The Windermere expansion project has been planned for five years.
Callingham said the decision to carry on the work of Guide Dogs for the Blind came from not wanting to alienate any guest and because adaptations such as special coloring on the stairwells, Braille numbering, modified coffee mugs and dog-friendly areas — such as dog runs and dog showers — were already in place.
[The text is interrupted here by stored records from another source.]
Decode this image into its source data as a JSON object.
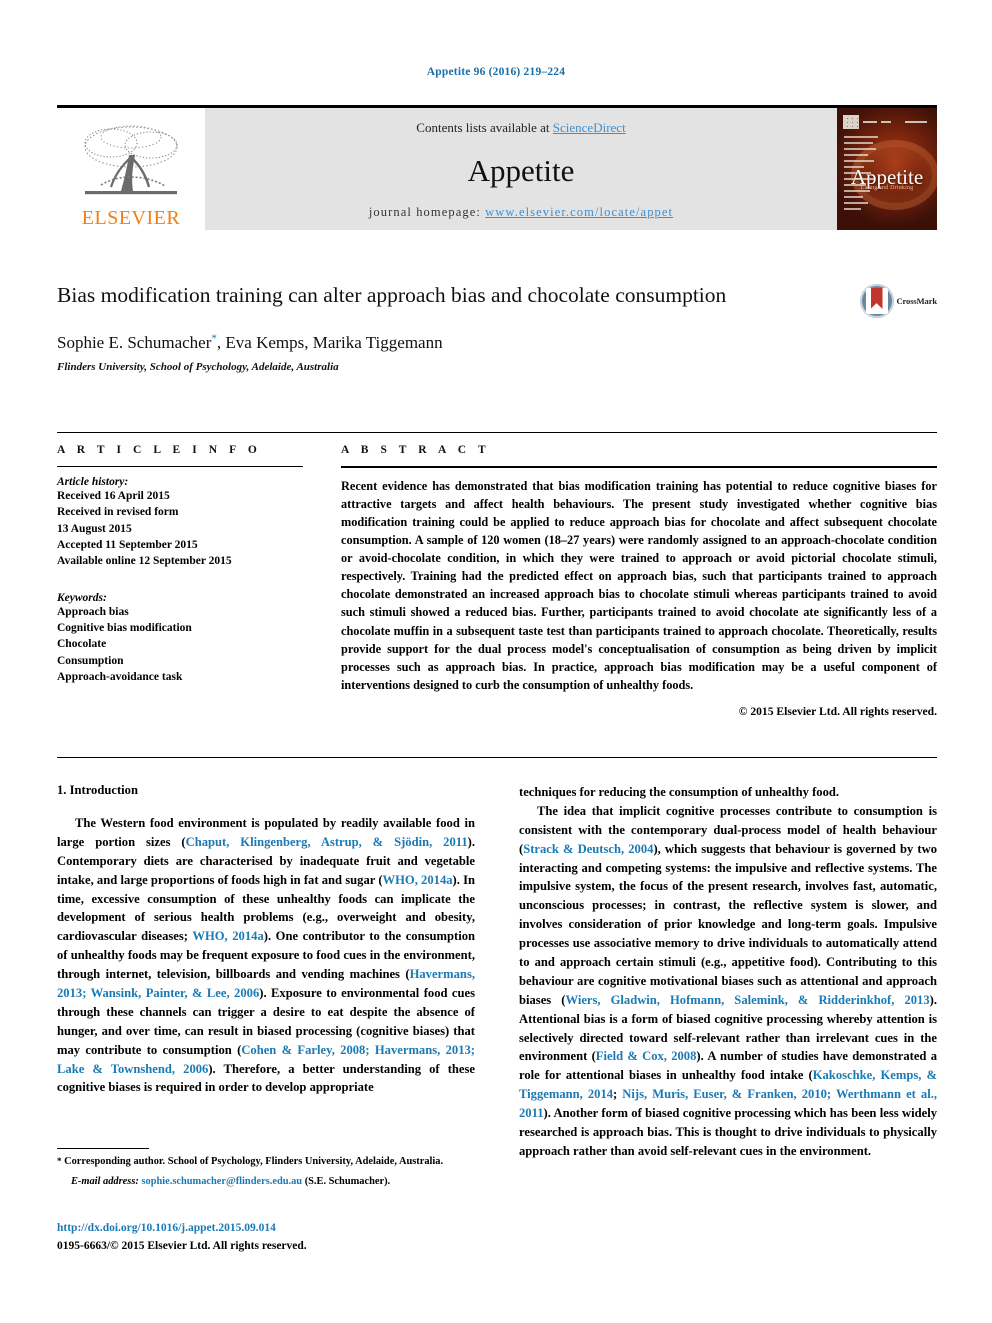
{
  "running_head": "Appetite 96 (2016) 219–224",
  "masthead": {
    "publisher_name": "ELSEVIER",
    "contents_prefix": "Contents lists available at ",
    "contents_link": "ScienceDirect",
    "journal_name": "Appetite",
    "homepage_prefix": "journal homepage: ",
    "homepage_url": "www.elsevier.com/locate/appet",
    "cover_title": "Appetite",
    "cover_subtitle": "Eating and Drinking"
  },
  "article": {
    "title": "Bias modification training can alter approach bias and chocolate consumption",
    "authors": "Sophie E. Schumacher, Eva Kemps, Marika Tiggemann",
    "corresponding_marker": "*",
    "affiliation": "Flinders University, School of Psychology, Adelaide, Australia",
    "crossmark_label": "CrossMark"
  },
  "info": {
    "heading": "A R T I C L E   I N F O",
    "history_label": "Article history:",
    "history": [
      "Received 16 April 2015",
      "Received in revised form",
      "13 August 2015",
      "Accepted 11 September 2015",
      "Available online 12 September 2015"
    ],
    "keywords_label": "Keywords:",
    "keywords": [
      "Approach bias",
      "Cognitive bias modification",
      "Chocolate",
      "Consumption",
      "Approach-avoidance task"
    ]
  },
  "abstract": {
    "heading": "A B S T R A C T",
    "text": "Recent evidence has demonstrated that bias modification training has potential to reduce cognitive biases for attractive targets and affect health behaviours. The present study investigated whether cognitive bias modification training could be applied to reduce approach bias for chocolate and affect subsequent chocolate consumption. A sample of 120 women (18–27 years) were randomly assigned to an approach-chocolate condition or avoid-chocolate condition, in which they were trained to approach or avoid pictorial chocolate stimuli, respectively. Training had the predicted effect on approach bias, such that participants trained to approach chocolate demonstrated an increased approach bias to chocolate stimuli whereas participants trained to avoid such stimuli showed a reduced bias. Further, participants trained to avoid chocolate ate significantly less of a chocolate muffin in a subsequent taste test than participants trained to approach chocolate. Theoretically, results provide support for the dual process model's conceptualisation of consumption as being driven by implicit processes such as approach bias. In practice, approach bias modification may be a useful component of interventions designed to curb the consumption of unhealthy foods.",
    "copyright": "© 2015 Elsevier Ltd. All rights reserved."
  },
  "body": {
    "section_heading": "1.  Introduction",
    "left_paragraph_1": {
      "p1": "The Western food environment is populated by readily available food in large portion sizes (",
      "c1": "Chaput, Klingenberg, Astrup, & Sjödin, 2011",
      "p2": "). Contemporary diets are characterised by inadequate fruit and vegetable intake, and large proportions of foods high in fat and sugar (",
      "c2": "WHO, 2014a",
      "p3": "). In time, excessive consumption of these unhealthy foods can implicate the development of serious health problems (e.g., overweight and obesity, cardiovascular diseases; ",
      "c3": "WHO, 2014a",
      "p4": "). One contributor to the consumption of unhealthy foods may be frequent exposure to food cues in the environment, through internet, television, billboards and vending machines (",
      "c4": "Havermans, 2013; Wansink, Painter, & Lee, 2006",
      "p5": "). Exposure to environmental food cues through these channels can trigger a desire to eat despite the absence of hunger, and over time, can result in biased processing (cognitive biases) that may contribute to consumption (",
      "c5": "Cohen & Farley, 2008; Havermans, 2013; Lake & Townshend, 2006",
      "p6": "). Therefore, a better understanding of these cognitive biases is required in order to develop appropriate"
    },
    "right_paragraph_0": "techniques for reducing the consumption of unhealthy food.",
    "right_paragraph_1": {
      "p1": "The idea that implicit cognitive processes contribute to consumption is consistent with the contemporary dual-process model of health behaviour (",
      "c1": "Strack & Deutsch, 2004",
      "p2": "), which suggests that behaviour is governed by two interacting and competing systems: the impulsive and reflective systems. The impulsive system, the focus of the present research, involves fast, automatic, unconscious processes; in contrast, the reflective system is slower, and involves consideration of prior knowledge and long-term goals. Impulsive processes use associative memory to drive individuals to automatically attend to and approach certain stimuli (e.g., appetitive food). Contributing to this behaviour are cognitive motivational biases such as attentional and approach biases (",
      "c2": "Wiers, Gladwin, Hofmann, Salemink, & Ridderinkhof, 2013",
      "p3": "). Attentional bias is a form of biased cognitive processing whereby attention is selectively directed toward self-relevant rather than irrelevant cues in the environment (",
      "c3": "Field & Cox, 2008",
      "p4": "). A number of studies have demonstrated a role for attentional biases in unhealthy food intake (",
      "c4": "Kakoschke, Kemps, & Tiggemann, 2014",
      "p5": "; ",
      "c5": "Nijs, Muris, Euser, & Franken, 2010; Werthmann et al., 2011",
      "p6": "). Another form of biased cognitive processing which has been less widely researched is approach bias. This is thought to drive individuals to physically approach rather than avoid self-relevant cues in the environment."
    }
  },
  "footnote": {
    "star": "*",
    "corresponding": " Corresponding author. School of Psychology, Flinders University, Adelaide, Australia.",
    "email_label": "E-mail address:",
    "email": "sophie.schumacher@flinders.edu.au",
    "email_suffix": " (S.E. Schumacher)."
  },
  "footer": {
    "doi": "http://dx.doi.org/10.1016/j.appet.2015.09.014",
    "issn_line": "0195-6663/© 2015 Elsevier Ltd. All rights reserved."
  },
  "colors": {
    "link_blue": "#1a7ab5",
    "elsevier_orange": "#F07F13",
    "masthead_grey": "#e3e3e3",
    "crossmark_red": "#c0362c"
  }
}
Starboard now works with local organizations such as Cumbrian Visions and Mountain Goat to help visually impaired guests plan transportation and excursions further into the Lake District.
“That just creates better hospitality,” he said. “And for training purposes we use Windermere as a base for our employee acceleration program, Shape."
Planning hurdles
Adding more than 70 rooms in such a sensitive destination comes with its own set of headaches, said Rob Ryan, Starboard’s director of operational real estate property. Starboard’s planning submission is in the public domain.
The 3.5 acres of land for the planned expansion is zoned to include 18 residences, Ryan said. Starboard originally planned to build and sell those immediately to housing associations, but that plan would have incurred a loss of £3.4 million ($4.6 million), Callingham said.
He added 75% of the residences were required to be “affordable,” and 25% were required for local residents to acquire.
Ryan said the sensitivity of the area required employment of local architecture companies using local materials.
“We’re also using local planning consultants. In a place like this, development is emotional. It is a pure leisure destination and there are no city-center-type brands,” he said.
Significant construction considerations existed, such as some of the site being on a slope and the presence of two streams and a sewer pipe.
There's also an ongoing treatment to kill off Japanese knotweed, an invasive plant species that can cause major physical damage to buildings and the presence of which often complicates the acquisition of insurance coverage. Ryan said the planning application with the LDNPA is a revision of what the authority requested but is the only way Starboard can make the project and the hotel viable.
Callingham said another sensitive issue is staffing.
“We have not been helped by our friends at Airbnb,” he said, referring to the alternative accommodation provider’s use of homes for tourism, not local residency.
“We can find staff, but they cannot find accommodation. We are driving people up from Lancaster, 45 minutes away, at astronomical cost,” he said. “That also influences room rates. These are great hotels but not hugely profitable ones. We’re building staff accommodation, but that will not solve that problem completely.”